A escolha de um percentual do PIB como regra para os gastos é meramente oportunista, assim como foi, no governo Bolsonaro, a mudança do critério de cálculo da inflação para calcular o limite do teto. A regra que vale, a cada momento, é aquela que permite maximizar os gastos. A existência de uma regra, qualquer que seja, permite que todos desfilem em Brasília como defensores da austeridade fiscal, enquanto, de verdade, não estão nem aí para o problema. Neste aspecto, não deixa de ser notável o discurso de Lula, dando uma banana para a disciplina fiscal. Pelo menos foi sincero.

Ninguém mexe no queijo de ninguém

O Estado brasileiro é uma máquina de concentração de renda.

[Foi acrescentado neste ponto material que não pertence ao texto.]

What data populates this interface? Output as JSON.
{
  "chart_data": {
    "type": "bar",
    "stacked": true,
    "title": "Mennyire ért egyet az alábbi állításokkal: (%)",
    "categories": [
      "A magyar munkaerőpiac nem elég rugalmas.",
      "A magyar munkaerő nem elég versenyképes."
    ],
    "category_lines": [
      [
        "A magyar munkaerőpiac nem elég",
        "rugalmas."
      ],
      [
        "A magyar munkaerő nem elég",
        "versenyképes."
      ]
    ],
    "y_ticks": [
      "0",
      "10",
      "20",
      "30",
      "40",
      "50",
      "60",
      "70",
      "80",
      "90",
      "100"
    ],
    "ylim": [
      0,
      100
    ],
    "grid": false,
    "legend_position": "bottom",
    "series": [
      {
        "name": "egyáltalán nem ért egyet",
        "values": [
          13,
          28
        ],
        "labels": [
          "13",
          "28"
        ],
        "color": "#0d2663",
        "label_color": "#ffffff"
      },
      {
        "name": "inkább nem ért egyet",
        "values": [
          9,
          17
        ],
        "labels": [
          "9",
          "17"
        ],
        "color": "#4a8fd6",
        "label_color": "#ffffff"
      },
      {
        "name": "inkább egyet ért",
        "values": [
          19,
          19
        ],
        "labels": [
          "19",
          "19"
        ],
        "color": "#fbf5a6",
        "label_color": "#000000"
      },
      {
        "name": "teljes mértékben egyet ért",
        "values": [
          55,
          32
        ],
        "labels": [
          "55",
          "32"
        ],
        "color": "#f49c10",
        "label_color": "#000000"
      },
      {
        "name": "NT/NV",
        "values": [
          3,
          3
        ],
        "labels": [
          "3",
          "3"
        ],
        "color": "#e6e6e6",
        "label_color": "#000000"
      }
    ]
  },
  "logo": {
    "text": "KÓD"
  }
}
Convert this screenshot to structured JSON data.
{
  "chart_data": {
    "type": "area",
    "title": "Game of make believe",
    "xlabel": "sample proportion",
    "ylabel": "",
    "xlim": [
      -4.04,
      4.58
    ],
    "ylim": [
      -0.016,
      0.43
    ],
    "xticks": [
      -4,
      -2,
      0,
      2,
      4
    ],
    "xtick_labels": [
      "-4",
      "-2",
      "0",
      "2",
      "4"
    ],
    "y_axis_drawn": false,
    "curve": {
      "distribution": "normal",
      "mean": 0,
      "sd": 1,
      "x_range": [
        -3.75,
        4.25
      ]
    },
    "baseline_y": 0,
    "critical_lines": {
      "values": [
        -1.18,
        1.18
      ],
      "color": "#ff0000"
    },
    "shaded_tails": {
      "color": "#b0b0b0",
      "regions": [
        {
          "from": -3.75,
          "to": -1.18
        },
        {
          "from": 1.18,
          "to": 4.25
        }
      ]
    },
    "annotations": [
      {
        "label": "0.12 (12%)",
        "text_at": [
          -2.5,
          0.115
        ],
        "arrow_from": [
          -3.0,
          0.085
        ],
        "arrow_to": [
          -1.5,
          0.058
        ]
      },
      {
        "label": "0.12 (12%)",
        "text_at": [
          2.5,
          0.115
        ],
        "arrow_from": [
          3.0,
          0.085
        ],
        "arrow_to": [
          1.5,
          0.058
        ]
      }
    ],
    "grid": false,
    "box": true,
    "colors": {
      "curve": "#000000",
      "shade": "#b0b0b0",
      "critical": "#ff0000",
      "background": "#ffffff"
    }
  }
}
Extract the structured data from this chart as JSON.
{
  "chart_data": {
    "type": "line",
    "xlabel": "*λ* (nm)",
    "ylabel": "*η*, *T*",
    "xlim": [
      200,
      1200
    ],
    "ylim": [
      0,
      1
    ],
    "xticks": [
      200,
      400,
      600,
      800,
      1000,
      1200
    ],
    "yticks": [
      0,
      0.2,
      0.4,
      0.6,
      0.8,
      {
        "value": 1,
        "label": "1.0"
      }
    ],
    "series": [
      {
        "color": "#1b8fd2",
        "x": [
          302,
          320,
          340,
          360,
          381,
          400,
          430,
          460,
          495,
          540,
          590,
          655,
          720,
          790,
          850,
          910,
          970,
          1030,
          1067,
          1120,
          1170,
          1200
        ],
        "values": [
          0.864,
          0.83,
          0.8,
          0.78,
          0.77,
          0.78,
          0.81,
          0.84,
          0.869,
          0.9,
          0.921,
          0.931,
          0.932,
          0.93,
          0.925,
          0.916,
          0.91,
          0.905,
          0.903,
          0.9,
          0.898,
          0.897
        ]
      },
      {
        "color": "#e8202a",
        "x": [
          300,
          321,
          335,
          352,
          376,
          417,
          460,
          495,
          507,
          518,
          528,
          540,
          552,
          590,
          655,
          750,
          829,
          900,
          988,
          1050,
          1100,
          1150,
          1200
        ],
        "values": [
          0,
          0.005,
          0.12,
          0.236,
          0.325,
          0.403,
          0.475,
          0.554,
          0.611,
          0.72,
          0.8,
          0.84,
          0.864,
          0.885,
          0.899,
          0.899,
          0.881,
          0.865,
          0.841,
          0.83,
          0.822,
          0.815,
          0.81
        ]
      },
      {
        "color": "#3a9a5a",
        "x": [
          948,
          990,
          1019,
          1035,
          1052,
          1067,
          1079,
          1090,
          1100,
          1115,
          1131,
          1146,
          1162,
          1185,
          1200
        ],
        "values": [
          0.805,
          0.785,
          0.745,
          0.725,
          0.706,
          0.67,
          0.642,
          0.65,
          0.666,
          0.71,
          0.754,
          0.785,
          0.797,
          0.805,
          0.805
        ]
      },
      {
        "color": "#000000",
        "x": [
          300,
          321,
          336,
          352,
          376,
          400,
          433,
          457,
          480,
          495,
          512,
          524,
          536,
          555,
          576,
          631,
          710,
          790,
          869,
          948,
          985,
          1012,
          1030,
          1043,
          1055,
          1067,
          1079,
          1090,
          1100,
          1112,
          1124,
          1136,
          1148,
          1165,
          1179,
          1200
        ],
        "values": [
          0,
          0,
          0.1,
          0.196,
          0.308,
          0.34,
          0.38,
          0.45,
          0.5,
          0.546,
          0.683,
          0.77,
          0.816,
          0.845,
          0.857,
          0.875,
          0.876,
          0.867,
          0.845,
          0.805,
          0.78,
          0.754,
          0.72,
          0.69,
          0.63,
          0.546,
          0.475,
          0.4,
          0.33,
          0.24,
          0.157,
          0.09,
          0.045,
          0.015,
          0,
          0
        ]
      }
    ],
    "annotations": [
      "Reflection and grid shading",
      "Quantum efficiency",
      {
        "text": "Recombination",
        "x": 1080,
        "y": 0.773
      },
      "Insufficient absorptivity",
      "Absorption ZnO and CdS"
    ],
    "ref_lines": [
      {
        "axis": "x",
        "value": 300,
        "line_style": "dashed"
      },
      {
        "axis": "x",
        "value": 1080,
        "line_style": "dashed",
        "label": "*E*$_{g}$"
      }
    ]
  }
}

Por trás das discussões sobre o pagamento do Auxílio Brasil, encontra-se uma miríade de interesses privados, dos quais três exemplos estão nas notinhas abaixo.

Qualquer regra fiscal sempre baterá de frente com as demandas infinitas de lobbies e corporações, sempre dispostos a defender com unhas e dentes suas causas justas. Agora ainda mais, em uma república formada por sindicalistas e desenvolvimentistas.

Isso sem falar, claro, mas cláusulas pétreas da Constituição cidadã, que impede uma gestão de pessoas minimamente racional e que protege os mais abastados com regras generosas de previdência.

O teto de gastos é apenas o bode expiatório perfeito para se culpar pela “falta de recursos para pagar o auxílio para os pobres”. Enquanto isso, ninguém mexe no queijo de ninguém.